Javier’s voice grew quiet. “After they took it out of commission—don’t know why—my father bought the house for their headquarters while they fought the incendiaries in the early days. They didn’t get to use it for very long, but I guess it has a history that goes way back. No one else wanted it, so it just sat here for years.”
“I knew it looked familiar,” I sai
d. “I must’ve seen it in a picture or something.”
“Maybe you remembered it.” Javier sunk into the cushions of the couch with his coffee. The cat chirped again, got up, and after a lengthy stretch, padded over to Javier’s lap. “I remember it. And I remember the two of us being here. A lot.”
“Your memories are better than mine. It’s probably the pictures.”
“Got plenty of those, too,” he said. “Haven’t gotten around to unpacking them yet, but I’ll show you sometime.”
The cat settled into his lap on its back, pawing at Javier’s shirt and nuzzling against his open palm. He scratched the cat’s chin absently while sipping his coffee.
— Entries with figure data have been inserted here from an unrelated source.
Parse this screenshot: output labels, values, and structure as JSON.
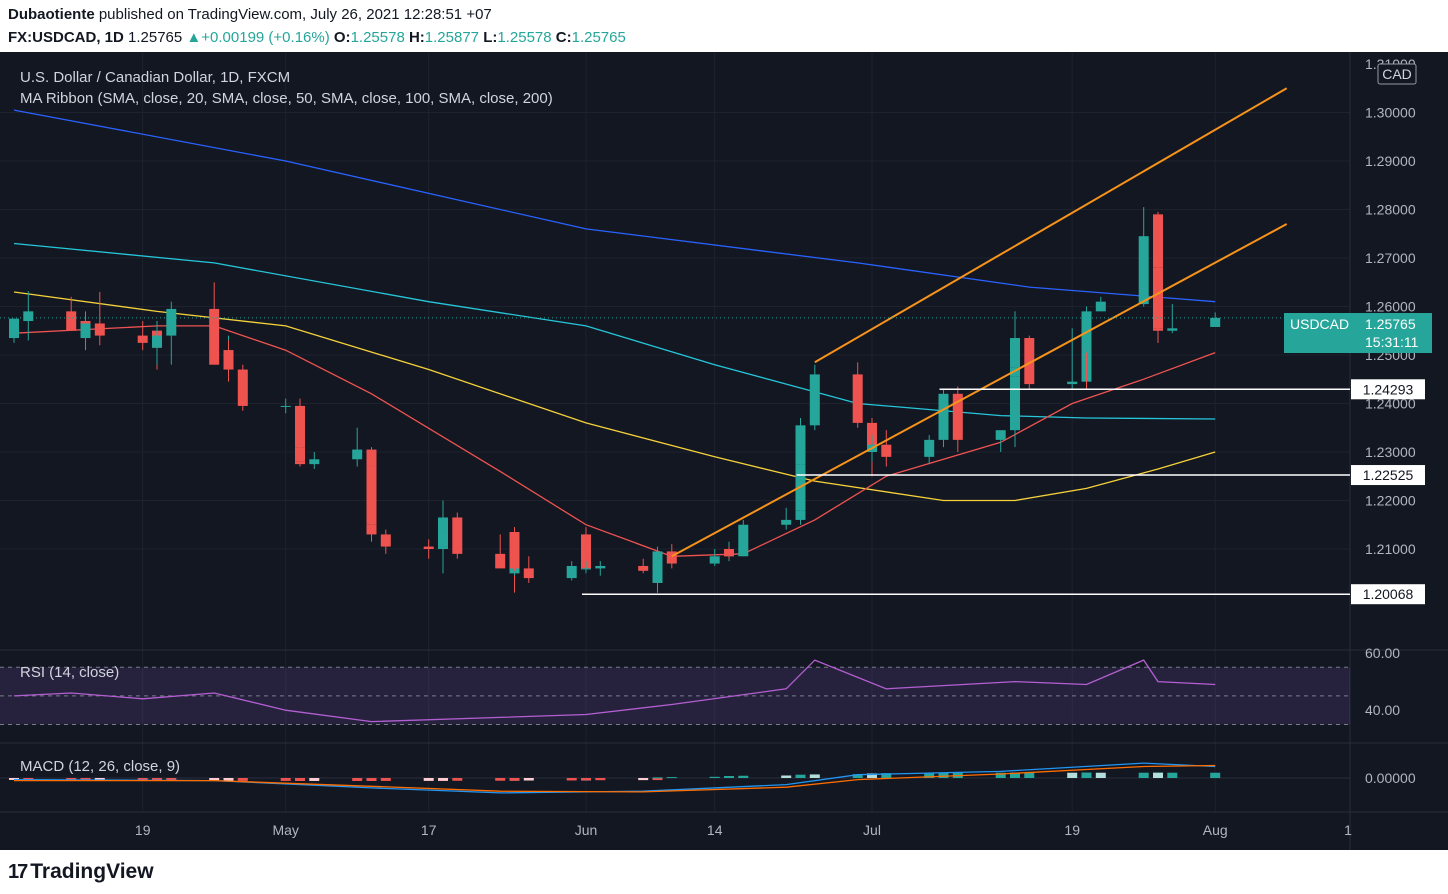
{
  "header": {
    "author": "Dubaotiente",
    "published": "published on TradingView.com, July 26, 2021 12:28:51 +07",
    "symbol": "FX:USDCAD, 1D",
    "price": "1.25765",
    "change": "+0.00199 (+0.16%)",
    "o_label": "O:",
    "o": "1.25578",
    "h_label": "H:",
    "h": "1.25877",
    "l_label": "L:",
    "l": "1.25578",
    "c_label": "C:",
    "c": "1.25765"
  },
  "legend": {
    "title": "U.S. Dollar / Canadian Dollar, 1D, FXCM",
    "ma": "MA Ribbon (SMA, close, 20, SMA, close, 50, SMA, close, 100, SMA, close, 200)",
    "rsi": "RSI (14, close)",
    "macd": "MACD (12, 26, close, 9)"
  },
  "price_scale": {
    "currency": "CAD",
    "ticks": [
      "1.30000",
      "1.29000",
      "1.28000",
      "1.27000",
      "1.26000",
      "1.25000",
      "1.24000",
      "1.23000",
      "1.22000",
      "1.21000"
    ],
    "top_partial": "1.31000"
  },
  "last_price": {
    "symbol": "USDCAD",
    "value": "1.25765",
    "countdown": "15:31:11"
  },
  "levels": [
    {
      "value": 1.24293,
      "label": "1.24293",
      "from": "2021-07-08"
    },
    {
      "value": 1.22525,
      "label": "1.22525",
      "from": "2021-06-23"
    },
    {
      "value": 1.20068,
      "label": "1.20068",
      "from": "2021-06-01"
    }
  ],
  "rsi_scale": [
    "60.00",
    "40.00"
  ],
  "macd_scale": [
    "0.00000"
  ],
  "time_labels": [
    "19",
    "May",
    "17",
    "Jun",
    "14",
    "Jul",
    "19",
    "Aug",
    "1"
  ],
  "colors": {
    "up": "#26a69a",
    "down": "#ef5350",
    "sma20": "#ef5350",
    "sma50": "#f5d13b",
    "sma100": "#26c6da",
    "sma200": "#2962ff",
    "channel": "#f7931a",
    "rsi": "#b45fd1",
    "macd": "#2196f3",
    "signal": "#ff6d00"
  },
  "footer": {
    "brand": "TradingView"
  },
  "chart_data": {
    "type": "candlestick",
    "symbol": "USDCAD",
    "timeframe": "1D",
    "x_range": [
      "2021-04-08",
      "2021-08-02"
    ],
    "y_range": [
      1.195,
      1.315
    ],
    "candles": [
      {
        "date": "2021-04-08",
        "o": 1.2535,
        "h": 1.2575,
        "l": 1.2525,
        "c": 1.2575
      },
      {
        "date": "2021-04-09",
        "o": 1.257,
        "h": 1.2632,
        "l": 1.253,
        "c": 1.259
      },
      {
        "date": "2021-04-12",
        "o": 1.259,
        "h": 1.262,
        "l": 1.255,
        "c": 1.255
      },
      {
        "date": "2021-04-13",
        "o": 1.2555,
        "h": 1.259,
        "l": 1.251,
        "c": 1.257
      },
      {
        "date": "2021-04-14",
        "o": 1.257,
        "h": 1.258,
        "l": 1.253,
        "c": 1.2535
      },
      {
        "date": "2021-04-15",
        "o": 1.2535,
        "h": 1.258,
        "l": 1.253,
        "c": 1.2565
      },
      {
        "date": "2021-04-16",
        "o": 1.2565,
        "h": 1.263,
        "l": 1.252,
        "c": 1.254
      },
      {
        "date": "2021-04-19",
        "o": 1.254,
        "h": 1.257,
        "l": 1.251,
        "c": 1.2525
      },
      {
        "date": "2021-04-20",
        "o": 1.2525,
        "h": 1.257,
        "l": 1.249,
        "c": 1.255
      },
      {
        "date": "2021-04-21",
        "o": 1.255,
        "h": 1.256,
        "l": 1.247,
        "c": 1.2515
      },
      {
        "date": "2021-04-22",
        "o": 1.2515,
        "h": 1.256,
        "l": 1.248,
        "c": 1.254
      },
      {
        "date": "2021-04-23",
        "o": 1.254,
        "h": 1.261,
        "l": 1.248,
        "c": 1.2595
      },
      {
        "date": "2021-04-26",
        "o": 1.2595,
        "h": 1.265,
        "l": 1.248,
        "c": 1.248
      },
      {
        "date": "2021-04-27",
        "o": 1.248,
        "h": 1.254,
        "l": 1.2455,
        "c": 1.251
      },
      {
        "date": "2021-04-28",
        "o": 1.251,
        "h": 1.253,
        "l": 1.248,
        "c": 1.25
      },
      {
        "date": "2021-04-29",
        "o": 1.25,
        "h": 1.251,
        "l": 1.2445,
        "c": 1.247
      },
      {
        "date": "2021-04-30",
        "o": 1.247,
        "h": 1.248,
        "l": 1.2385,
        "c": 1.2395
      },
      {
        "date": "2021-05-03",
        "o": 1.2395,
        "h": 1.241,
        "l": 1.238,
        "c": 1.2395
      },
      {
        "date": "2021-05-04",
        "o": 1.2395,
        "h": 1.241,
        "l": 1.231,
        "c": 1.231
      },
      {
        "date": "2021-05-05",
        "o": 1.231,
        "h": 1.232,
        "l": 1.227,
        "c": 1.228
      },
      {
        "date": "2021-05-06",
        "o": 1.228,
        "h": 1.229,
        "l": 1.227,
        "c": 1.2275
      },
      {
        "date": "2021-05-07",
        "o": 1.2275,
        "h": 1.23,
        "l": 1.2265,
        "c": 1.2285
      },
      {
        "date": "2021-05-10",
        "o": 1.2285,
        "h": 1.235,
        "l": 1.227,
        "c": 1.2305
      },
      {
        "date": "2021-05-11",
        "o": 1.2305,
        "h": 1.231,
        "l": 1.227,
        "c": 1.227
      },
      {
        "date": "2021-05-12",
        "o": 1.227,
        "h": 1.2285,
        "l": 1.215,
        "c": 1.215
      },
      {
        "date": "2021-05-13",
        "o": 1.215,
        "h": 1.2165,
        "l": 1.2115,
        "c": 1.213
      },
      {
        "date": "2021-05-14",
        "o": 1.213,
        "h": 1.214,
        "l": 1.209,
        "c": 1.2105
      },
      {
        "date": "2021-05-17",
        "o": 1.2105,
        "h": 1.212,
        "l": 1.208,
        "c": 1.21
      },
      {
        "date": "2021-05-18",
        "o": 1.21,
        "h": 1.213,
        "l": 1.205,
        "c": 1.2105
      },
      {
        "date": "2021-05-19",
        "o": 1.2105,
        "h": 1.2165,
        "l": 1.205,
        "c": 1.2135
      },
      {
        "date": "2021-05-20",
        "o": 1.2135,
        "h": 1.22,
        "l": 1.211,
        "c": 1.2165
      },
      {
        "date": "2021-05-21",
        "o": 1.2165,
        "h": 1.2175,
        "l": 1.208,
        "c": 1.209
      },
      {
        "date": "2021-05-24",
        "o": 1.209,
        "h": 1.213,
        "l": 1.206,
        "c": 1.206
      },
      {
        "date": "2021-05-25",
        "o": 1.206,
        "h": 1.207,
        "l": 1.201,
        "c": 1.205
      },
      {
        "date": "2021-05-26",
        "o": 1.205,
        "h": 1.2145,
        "l": 1.2045,
        "c": 1.2135
      },
      {
        "date": "2021-05-27",
        "o": 1.2135,
        "h": 1.2145,
        "l": 1.2055,
        "c": 1.206
      },
      {
        "date": "2021-05-28",
        "o": 1.206,
        "h": 1.2085,
        "l": 1.203,
        "c": 1.204
      },
      {
        "date": "2021-05-31",
        "o": 1.204,
        "h": 1.2075,
        "l": 1.2035,
        "c": 1.2065
      },
      {
        "date": "2021-06-01",
        "o": 1.2065,
        "h": 1.214,
        "l": 1.205,
        "c": 1.213
      },
      {
        "date": "2021-06-02",
        "o": 1.213,
        "h": 1.2145,
        "l": 1.206,
        "c": 1.206
      },
      {
        "date": "2021-06-03",
        "o": 1.206,
        "h": 1.2075,
        "l": 1.205,
        "c": 1.206
      },
      {
        "date": "2021-06-04",
        "o": 1.206,
        "h": 1.2075,
        "l": 1.2045,
        "c": 1.2065
      },
      {
        "date": "2021-06-07",
        "o": 1.2065,
        "h": 1.208,
        "l": 1.205,
        "c": 1.2055
      },
      {
        "date": "2021-06-08",
        "o": 1.2055,
        "h": 1.2075,
        "l": 1.201,
        "c": 1.2065
      },
      {
        "date": "2021-06-09",
        "o": 1.2065,
        "h": 1.2095,
        "l": 1.201,
        "c": 1.203
      },
      {
        "date": "2021-06-10",
        "o": 1.203,
        "h": 1.2105,
        "l": 1.2025,
        "c": 1.2095
      },
      {
        "date": "2021-06-11",
        "o": 1.2095,
        "h": 1.211,
        "l": 1.206,
        "c": 1.207
      },
      {
        "date": "2021-06-14",
        "o": 1.207,
        "h": 1.21,
        "l": 1.2065,
        "c": 1.2085
      },
      {
        "date": "2021-06-15",
        "o": 1.2085,
        "h": 1.2115,
        "l": 1.2075,
        "c": 1.2095
      },
      {
        "date": "2021-06-16",
        "o": 1.2095,
        "h": 1.211,
        "l": 1.208,
        "c": 1.21
      },
      {
        "date": "2021-06-17",
        "o": 1.21,
        "h": 1.2105,
        "l": 1.208,
        "c": 1.2085
      },
      {
        "date": "2021-06-18",
        "o": 1.2085,
        "h": 1.216,
        "l": 1.2085,
        "c": 1.215
      },
      {
        "date": "2021-06-21",
        "o": 1.215,
        "h": 1.2185,
        "l": 1.214,
        "c": 1.216
      },
      {
        "date": "2021-06-22",
        "o": 1.216,
        "h": 1.22,
        "l": 1.215,
        "c": 1.218
      },
      {
        "date": "2021-06-23",
        "o": 1.218,
        "h": 1.229,
        "l": 1.2175,
        "c": 1.2275
      },
      {
        "date": "2021-06-24",
        "o": 1.2275,
        "h": 1.237,
        "l": 1.2265,
        "c": 1.2355
      },
      {
        "date": "2021-06-25",
        "o": 1.2355,
        "h": 1.248,
        "l": 1.2345,
        "c": 1.246
      },
      {
        "date": "2021-06-28",
        "o": 1.246,
        "h": 1.2485,
        "l": 1.235,
        "c": 1.236
      },
      {
        "date": "2021-06-29",
        "o": 1.236,
        "h": 1.237,
        "l": 1.23,
        "c": 1.231
      },
      {
        "date": "2021-06-30",
        "o": 1.231,
        "h": 1.232,
        "l": 1.225,
        "c": 1.23
      },
      {
        "date": "2021-07-01",
        "o": 1.23,
        "h": 1.2335,
        "l": 1.228,
        "c": 1.2315
      },
      {
        "date": "2021-07-02",
        "o": 1.2315,
        "h": 1.2345,
        "l": 1.227,
        "c": 1.229
      },
      {
        "date": "2021-07-05",
        "o": 1.229,
        "h": 1.2335,
        "l": 1.2275,
        "c": 1.2325
      },
      {
        "date": "2021-07-06",
        "o": 1.2325,
        "h": 1.242,
        "l": 1.231,
        "c": 1.2395
      },
      {
        "date": "2021-07-07",
        "o": 1.2395,
        "h": 1.242,
        "l": 1.238,
        "c": 1.239
      },
      {
        "date": "2021-07-08",
        "o": 1.239,
        "h": 1.243,
        "l": 1.237,
        "c": 1.242
      },
      {
        "date": "2021-07-09",
        "o": 1.242,
        "h": 1.2435,
        "l": 1.23,
        "c": 1.2325
      },
      {
        "date": "2021-07-12",
        "o": 1.2325,
        "h": 1.234,
        "l": 1.23,
        "c": 1.2345
      },
      {
        "date": "2021-07-13",
        "o": 1.2345,
        "h": 1.246,
        "l": 1.231,
        "c": 1.2455
      },
      {
        "date": "2021-07-14",
        "o": 1.2455,
        "h": 1.249,
        "l": 1.243,
        "c": 1.2475
      },
      {
        "date": "2021-07-15",
        "o": 1.2475,
        "h": 1.259,
        "l": 1.247,
        "c": 1.2535
      },
      {
        "date": "2021-07-16",
        "o": 1.2535,
        "h": 1.254,
        "l": 1.243,
        "c": 1.244
      },
      {
        "date": "2021-07-19",
        "o": 1.244,
        "h": 1.2555,
        "l": 1.243,
        "c": 1.2445
      },
      {
        "date": "2021-07-20",
        "o": 1.2445,
        "h": 1.2535,
        "l": 1.244,
        "c": 1.252
      },
      {
        "date": "2021-07-21",
        "o": 1.252,
        "h": 1.2535,
        "l": 1.243,
        "c": 1.251
      },
      {
        "date": "2021-07-22",
        "o": 1.251,
        "h": 1.26,
        "l": 1.2505,
        "c": 1.259
      },
      {
        "date": "2021-07-23",
        "o": 1.259,
        "h": 1.262,
        "l": 1.259,
        "c": 1.261
      },
      {
        "date": "2021-07-26",
        "o": 1.2605,
        "h": 1.2805,
        "l": 1.26,
        "c": 1.2745
      },
      {
        "date": "2021-07-27",
        "o": 1.279,
        "h": 1.2795,
        "l": 1.2665,
        "c": 1.268
      },
      {
        "date": "2021-07-28",
        "o": 1.268,
        "h": 1.273,
        "l": 1.2525,
        "c": 1.2555
      },
      {
        "date": "2021-07-29",
        "o": 1.2555,
        "h": 1.258,
        "l": 1.2525,
        "c": 1.255
      },
      {
        "date": "2021-07-30",
        "o": 1.255,
        "h": 1.2605,
        "l": 1.2545,
        "c": 1.2555
      },
      {
        "date": "2021-08-02",
        "o": 1.25578,
        "h": 1.25877,
        "l": 1.25578,
        "c": 1.25765
      }
    ],
    "sma20": [
      [
        "2021-04-08",
        1.2545
      ],
      [
        "2021-04-20",
        1.256
      ],
      [
        "2021-04-26",
        1.256
      ],
      [
        "2021-05-03",
        1.251
      ],
      [
        "2021-05-12",
        1.242
      ],
      [
        "2021-05-24",
        1.226
      ],
      [
        "2021-06-01",
        1.215
      ],
      [
        "2021-06-11",
        1.2085
      ],
      [
        "2021-06-18",
        1.209
      ],
      [
        "2021-06-25",
        1.216
      ],
      [
        "2021-07-02",
        1.225
      ],
      [
        "2021-07-12",
        1.232
      ],
      [
        "2021-07-19",
        1.24
      ],
      [
        "2021-07-26",
        1.245
      ],
      [
        "2021-08-02",
        1.2505
      ]
    ],
    "sma50": [
      [
        "2021-04-08",
        1.263
      ],
      [
        "2021-04-20",
        1.259
      ],
      [
        "2021-05-03",
        1.256
      ],
      [
        "2021-05-17",
        1.247
      ],
      [
        "2021-06-01",
        1.236
      ],
      [
        "2021-06-14",
        1.229
      ],
      [
        "2021-06-25",
        1.224
      ],
      [
        "2021-07-07",
        1.22
      ],
      [
        "2021-07-13",
        1.22
      ],
      [
        "2021-07-22",
        1.2225
      ],
      [
        "2021-07-28",
        1.2265
      ],
      [
        "2021-08-02",
        1.23
      ]
    ],
    "sma100": [
      [
        "2021-04-08",
        1.273
      ],
      [
        "2021-04-26",
        1.269
      ],
      [
        "2021-05-17",
        1.261
      ],
      [
        "2021-06-01",
        1.256
      ],
      [
        "2021-06-14",
        1.248
      ],
      [
        "2021-06-28",
        1.24
      ],
      [
        "2021-07-12",
        1.2375
      ],
      [
        "2021-07-22",
        1.237
      ],
      [
        "2021-08-02",
        1.2368
      ]
    ],
    "sma200": [
      [
        "2021-04-08",
        1.3005
      ],
      [
        "2021-05-03",
        1.29
      ],
      [
        "2021-06-01",
        1.276
      ],
      [
        "2021-06-28",
        1.269
      ],
      [
        "2021-07-16",
        1.264
      ],
      [
        "2021-08-02",
        1.261
      ]
    ],
    "channel_upper": [
      [
        "2021-06-25",
        1.2485
      ],
      [
        "2021-08-09",
        1.305
      ]
    ],
    "channel_lower": [
      [
        "2021-06-11",
        1.2085
      ],
      [
        "2021-08-09",
        1.277
      ]
    ],
    "rsi": {
      "ylim": [
        20,
        80
      ],
      "bands": [
        30,
        50,
        70
      ],
      "values": [
        [
          "2021-04-08",
          50
        ],
        [
          "2021-04-12",
          52
        ],
        [
          "2021-04-19",
          48
        ],
        [
          "2021-04-26",
          52
        ],
        [
          "2021-05-03",
          40
        ],
        [
          "2021-05-12",
          32
        ],
        [
          "2021-05-24",
          35
        ],
        [
          "2021-06-01",
          37
        ],
        [
          "2021-06-11",
          44
        ],
        [
          "2021-06-21",
          55
        ],
        [
          "2021-06-25",
          75
        ],
        [
          "2021-07-02",
          55
        ],
        [
          "2021-07-13",
          60
        ],
        [
          "2021-07-22",
          58
        ],
        [
          "2021-07-26",
          75
        ],
        [
          "2021-07-28",
          60
        ],
        [
          "2021-08-02",
          58
        ]
      ]
    },
    "macd": {
      "macd_line": [
        [
          "2021-04-08",
          -0.0005
        ],
        [
          "2021-04-26",
          -0.0008
        ],
        [
          "2021-05-12",
          -0.003
        ],
        [
          "2021-05-24",
          -0.0045
        ],
        [
          "2021-06-07",
          -0.004
        ],
        [
          "2021-06-21",
          -0.002
        ],
        [
          "2021-06-28",
          0.001
        ],
        [
          "2021-07-12",
          0.002
        ],
        [
          "2021-07-26",
          0.0045
        ],
        [
          "2021-08-02",
          0.0035
        ]
      ],
      "signal_line": [
        [
          "2021-04-08",
          -0.0008
        ],
        [
          "2021-04-26",
          -0.0008
        ],
        [
          "2021-05-12",
          -0.0025
        ],
        [
          "2021-05-24",
          -0.004
        ],
        [
          "2021-06-07",
          -0.0042
        ],
        [
          "2021-06-21",
          -0.0028
        ],
        [
          "2021-06-28",
          -0.0005
        ],
        [
          "2021-07-12",
          0.0012
        ],
        [
          "2021-07-26",
          0.0035
        ],
        [
          "2021-08-02",
          0.0038
        ]
      ]
    }
  }
}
“I never would’ve pictured you as a cat guy.”
“Yeah?” The cat latched onto Javier’s wrist as he continued petting it. “Smokey kinda came with the place. Wouldn’t leave, so I didn’t have much of a choice otherwise. It was her house first—hell, it’s still her house and I just happen to live here.”
“Smokey, huh?”
“Hey,” Javier warned, teasing. “She’s a firehouse cat. You should’ve seen her when I first got here. All covered in dirt and shit.”
“Does she like new people? I don’t have much experience with cats.”
“Takes her a while to warm up to visitors. Most of the time she couldn’t care less. She’s lazy that way. You’ll never see her. She’s usually up in the loft.”
I inhaled the steam, fresh roasted coffee filling up my senses. Javier lavished his attention on the cat who’d become a puddle of dappled fur in his lap, his mug left on one of the side tables.
A picture frame next to Javier’s mug caught my eye as I took a tentative sip, testing the temperature. It held a slightly faded photograph of a boy in an emerald green jersey whose beaming smile was missing a few teeth. A man with Javier’s wavy, dark hair stood behind him, both their hands planted on a soccer ball. The man was broader than Javier was now, both in build and the lines of his face. His father.